A white liberal and his James Brown doll
Memorabilia and its dilemmas
by Richard D North
19 June 2008
The Financial Times weekend magazine (June 14/15) ran a witty piece by New York writer Sam Apple.
It was a tale of refined feeling and embarrassment. Proud of his battery-driven plaything, a doll which dances and sings “I Got You” (”I Feel Good”), Sam and his wife found themselves putting it away when a black person visited their apartment. After all, as good white liberals, they didn’t want to offend. Then they wondered if there was greater offensiveness in hiding the thing away.
For a while, they hid James Brown in the basement along with the author’s other problematic doll, a model of a boxing rabbi. (This, as Brown is being promoted as an icon of black culture in the inaugural online show of the forthcoming National Museum of African American History and Culture in Washington DC.) Finally, Sam took the singer to work where there was cover in the form of an office doll of Bing Crosby.

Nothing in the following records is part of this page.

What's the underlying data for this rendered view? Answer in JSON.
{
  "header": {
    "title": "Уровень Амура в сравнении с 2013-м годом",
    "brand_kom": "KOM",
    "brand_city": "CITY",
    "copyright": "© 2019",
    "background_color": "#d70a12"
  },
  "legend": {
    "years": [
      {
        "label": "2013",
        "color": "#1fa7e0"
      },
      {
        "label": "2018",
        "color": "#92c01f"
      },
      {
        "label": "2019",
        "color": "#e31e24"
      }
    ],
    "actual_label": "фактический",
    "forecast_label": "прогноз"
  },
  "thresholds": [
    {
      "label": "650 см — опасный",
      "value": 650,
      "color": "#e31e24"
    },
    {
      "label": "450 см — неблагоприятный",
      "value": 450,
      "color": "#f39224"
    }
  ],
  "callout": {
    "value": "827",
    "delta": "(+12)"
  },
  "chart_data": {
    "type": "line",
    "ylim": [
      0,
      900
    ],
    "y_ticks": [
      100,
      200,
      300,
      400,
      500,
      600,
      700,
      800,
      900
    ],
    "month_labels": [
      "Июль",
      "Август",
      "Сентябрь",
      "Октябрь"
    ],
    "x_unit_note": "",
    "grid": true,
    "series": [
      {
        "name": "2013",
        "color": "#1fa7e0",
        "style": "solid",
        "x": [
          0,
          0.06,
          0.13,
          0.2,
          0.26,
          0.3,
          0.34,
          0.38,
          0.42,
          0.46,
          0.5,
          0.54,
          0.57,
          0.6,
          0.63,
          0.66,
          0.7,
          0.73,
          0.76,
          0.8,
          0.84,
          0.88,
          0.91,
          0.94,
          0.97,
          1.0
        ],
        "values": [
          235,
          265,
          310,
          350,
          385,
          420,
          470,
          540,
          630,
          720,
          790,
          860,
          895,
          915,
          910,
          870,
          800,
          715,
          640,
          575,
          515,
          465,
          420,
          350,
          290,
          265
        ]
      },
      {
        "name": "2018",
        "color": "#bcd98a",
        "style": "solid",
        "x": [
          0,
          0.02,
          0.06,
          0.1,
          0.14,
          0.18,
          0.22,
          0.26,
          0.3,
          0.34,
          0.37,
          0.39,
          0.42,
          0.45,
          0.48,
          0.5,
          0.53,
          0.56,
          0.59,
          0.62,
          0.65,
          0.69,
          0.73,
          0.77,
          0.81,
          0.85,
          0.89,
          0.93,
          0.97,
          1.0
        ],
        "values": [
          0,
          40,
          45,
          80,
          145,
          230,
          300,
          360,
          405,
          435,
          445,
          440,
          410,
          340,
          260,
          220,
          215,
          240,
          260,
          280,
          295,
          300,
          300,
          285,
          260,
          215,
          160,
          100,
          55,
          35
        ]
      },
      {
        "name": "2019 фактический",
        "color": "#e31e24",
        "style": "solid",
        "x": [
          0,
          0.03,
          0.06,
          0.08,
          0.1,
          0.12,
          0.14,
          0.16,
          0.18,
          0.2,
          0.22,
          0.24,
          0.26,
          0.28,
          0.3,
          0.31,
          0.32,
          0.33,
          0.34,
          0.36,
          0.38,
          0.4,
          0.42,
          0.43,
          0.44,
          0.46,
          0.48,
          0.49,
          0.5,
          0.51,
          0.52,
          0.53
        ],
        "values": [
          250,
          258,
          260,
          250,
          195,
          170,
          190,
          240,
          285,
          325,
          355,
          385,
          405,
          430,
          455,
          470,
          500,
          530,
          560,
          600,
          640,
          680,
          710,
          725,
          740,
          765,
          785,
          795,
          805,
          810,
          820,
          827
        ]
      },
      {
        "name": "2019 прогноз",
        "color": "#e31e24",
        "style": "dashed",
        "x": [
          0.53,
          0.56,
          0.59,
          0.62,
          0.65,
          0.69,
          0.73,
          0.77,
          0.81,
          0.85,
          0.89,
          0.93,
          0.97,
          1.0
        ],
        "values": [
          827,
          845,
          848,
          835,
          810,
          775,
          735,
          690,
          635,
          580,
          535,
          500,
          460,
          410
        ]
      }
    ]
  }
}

All this is from the hands of a master of the ethnically subtle. Sam Apple has written a book, Schlepping Through the Alps, about an Austrian shepherd who sings yiddish songs in towns famous for their history of support for the Nazis. (It isn’t quite the point, but Lionel Blue tells a story of a non-Jewish scrapyard totter who taught his horse Yiddish so it wasn’t frightened of the little boys it met in pre-war Whitechapel, London.)
George Eleady-Cole tells us in his interviews that he has noticed that some people hide their black memorabilia when he’s around. And that’s true even if they’re selling and he’s buying. It can be easier if he has a white companion on buying trips.
We are attempting to get in touch with Sam Apple in the hopes that he will think TBHM is a good final resting place for James.